I'm trying to see how boldness of individuals change over time. For this, I constructed a repeated measures random intercept random slope model with boldness scores (measured as latency to resume movement) as the continuous response variable, Trial (time) as fixed effects and Trial|ID as random effects. I used the rstanarm package for this, as lmer resulted in singular fits. Model diagnostics revealed that the model fit was okay. I then used sjPlot package to obtain the random intercept random slope plot (without confidence intervals). Below is the plot.
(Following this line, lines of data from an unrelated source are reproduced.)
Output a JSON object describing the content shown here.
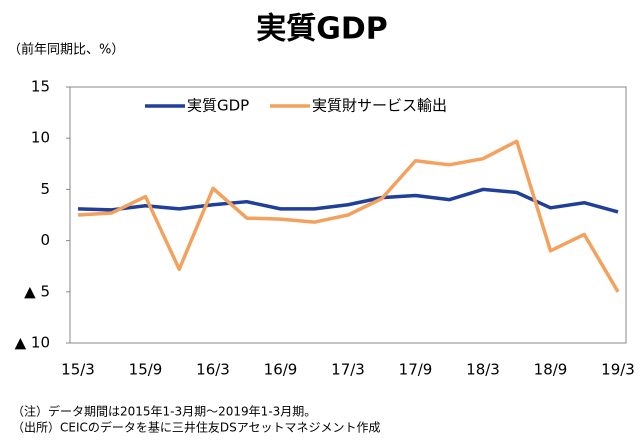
{
  "chart_data": {
    "type": "line",
    "title": "実質GDP",
    "y_label": "（前年同期比、%）",
    "notes": [
      "（注）データ期間は2015年1-3月期～2019年1-3月期。",
      "（出所）CEICのデータを基に三井住友DSアセットマネジメント作成"
    ],
    "categories": [
      "15/3",
      null,
      "15/9",
      null,
      "16/3",
      null,
      "16/9",
      null,
      "17/3",
      null,
      "17/9",
      null,
      "18/3",
      null,
      "18/9",
      null,
      "19/3"
    ],
    "series": [
      {
        "name": "実質GDP",
        "color": "#1f3f99",
        "values": [
          3.1,
          3.0,
          3.4,
          3.1,
          3.5,
          3.8,
          3.1,
          3.1,
          3.5,
          4.2,
          4.4,
          4.0,
          5.0,
          4.7,
          3.2,
          3.7,
          2.8
        ]
      },
      {
        "name": "実質財サービス輸出",
        "color": "#f4a15d",
        "values": [
          2.5,
          2.7,
          4.3,
          -2.8,
          5.1,
          2.2,
          2.1,
          1.8,
          2.5,
          4.1,
          7.8,
          7.4,
          8.0,
          9.7,
          -1.0,
          0.6,
          -5.0
        ]
      }
    ],
    "ylim": [
      -10,
      15
    ],
    "yticks": [
      {
        "value": -10,
        "label": "▲ 10"
      },
      {
        "value": -5,
        "label": "▲ 5"
      },
      0,
      5,
      10,
      15
    ],
    "grid": false,
    "legend": "top"
  }
}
Each line in the plot represents an individual. As is evident from the figure, some lines are not straight, but rather show slight curvature. According to my knowledge, each line is the line of best fit for individual boldness scores over time. So how can a line of best fit show curvature? Is there something wrong with the model? Examining the model diagnostics showed that the rhat values were close to 1, no divergent transition of iterations and no autocorrelation. I'm also attaching the model fit below.
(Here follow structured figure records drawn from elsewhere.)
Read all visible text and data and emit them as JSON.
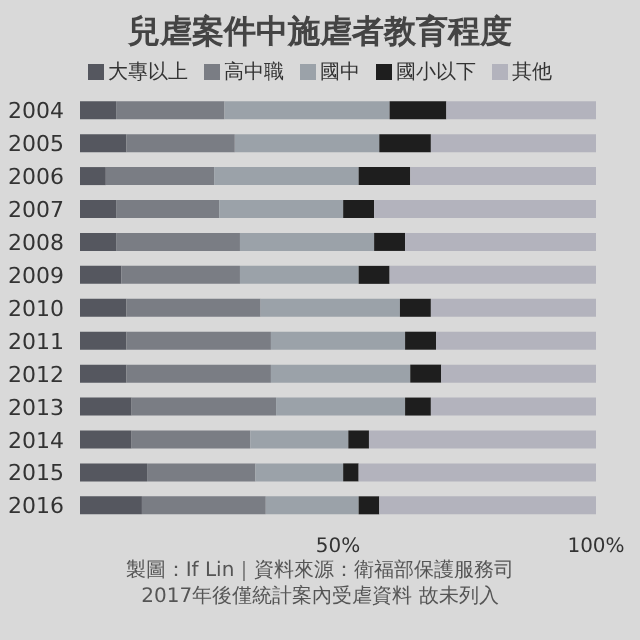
{
  "chart_data": {
    "type": "bar",
    "title": "兒虐案件中施虐者教育程度",
    "orientation": "horizontal",
    "stacked": true,
    "categories": [
      "2004",
      "2005",
      "2006",
      "2007",
      "2008",
      "2009",
      "2010",
      "2011",
      "2012",
      "2013",
      "2014",
      "2015",
      "2016"
    ],
    "series": [
      {
        "name": "大專以上",
        "color": "#55575f",
        "values": [
          7,
          9,
          5,
          7,
          7,
          8,
          9,
          9,
          9,
          10,
          10,
          13,
          12
        ]
      },
      {
        "name": "高中職",
        "color": "#7a7d84",
        "values": [
          21,
          21,
          21,
          20,
          24,
          23,
          26,
          28,
          28,
          28,
          23,
          21,
          24
        ]
      },
      {
        "name": "國中",
        "color": "#9ba2a9",
        "values": [
          32,
          28,
          28,
          24,
          26,
          23,
          27,
          26,
          27,
          25,
          19,
          17,
          18
        ]
      },
      {
        "name": "國小以下",
        "color": "#1e1e1e",
        "values": [
          11,
          10,
          10,
          6,
          6,
          6,
          6,
          6,
          6,
          5,
          4,
          3,
          4
        ]
      },
      {
        "name": "其他",
        "color": "#b3b3bd",
        "values": [
          29,
          32,
          36,
          43,
          37,
          40,
          32,
          31,
          30,
          32,
          44,
          46,
          42
        ]
      }
    ],
    "xlim": [
      0,
      100
    ],
    "xticks": [
      {
        "value": 50,
        "label": "50%"
      },
      {
        "value": 100,
        "label": "100%"
      }
    ],
    "legend": "top",
    "annotations": [
      "製圖：If Lin｜資料來源：衛福部保護服務司",
      "2017年後僅統計案內受虐資料 故未列入"
    ]
  }
}
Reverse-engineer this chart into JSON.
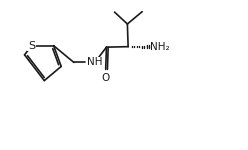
{
  "background_color": "#ffffff",
  "line_color": "#1a1a1a",
  "text_color": "#1a1a1a",
  "fig_width": 2.48,
  "fig_height": 1.5,
  "dpi": 100,
  "xlim": [
    0,
    10
  ],
  "ylim": [
    0,
    6
  ]
}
Any help will be much appreciated. Thanks much in advance!
Edit: Model formula is: mod<-stan_lmer(Latency.s.~Trial+(Trial|uniqueID),data=mydata). Trial is an integer from 1 to 4. uniqueID is a factor with 201 levels. The response variable Latency.s. appears multimodal with a left skew, but after Box-Cox transformation still appears multimodal with less skew (0.3). Below are the histograms of the non-transformed and transformed response variable.
Adding the summary of the data: Latency.s.: Min=12, max=1114, median=156.5,mean=255.17, 1st quartile=77.75, 3rd quartile=383.25. Trial: min=1, max=4, median=2.5, mean= 2.48, 1st quartile=1.75, 3rd quartile=3.0.
The random slopes plot look similar to the plot attached above even after running the model with the Box-Cox transformed response variable. Reconfirming: variable Trial is definitely not a factor, but an integer.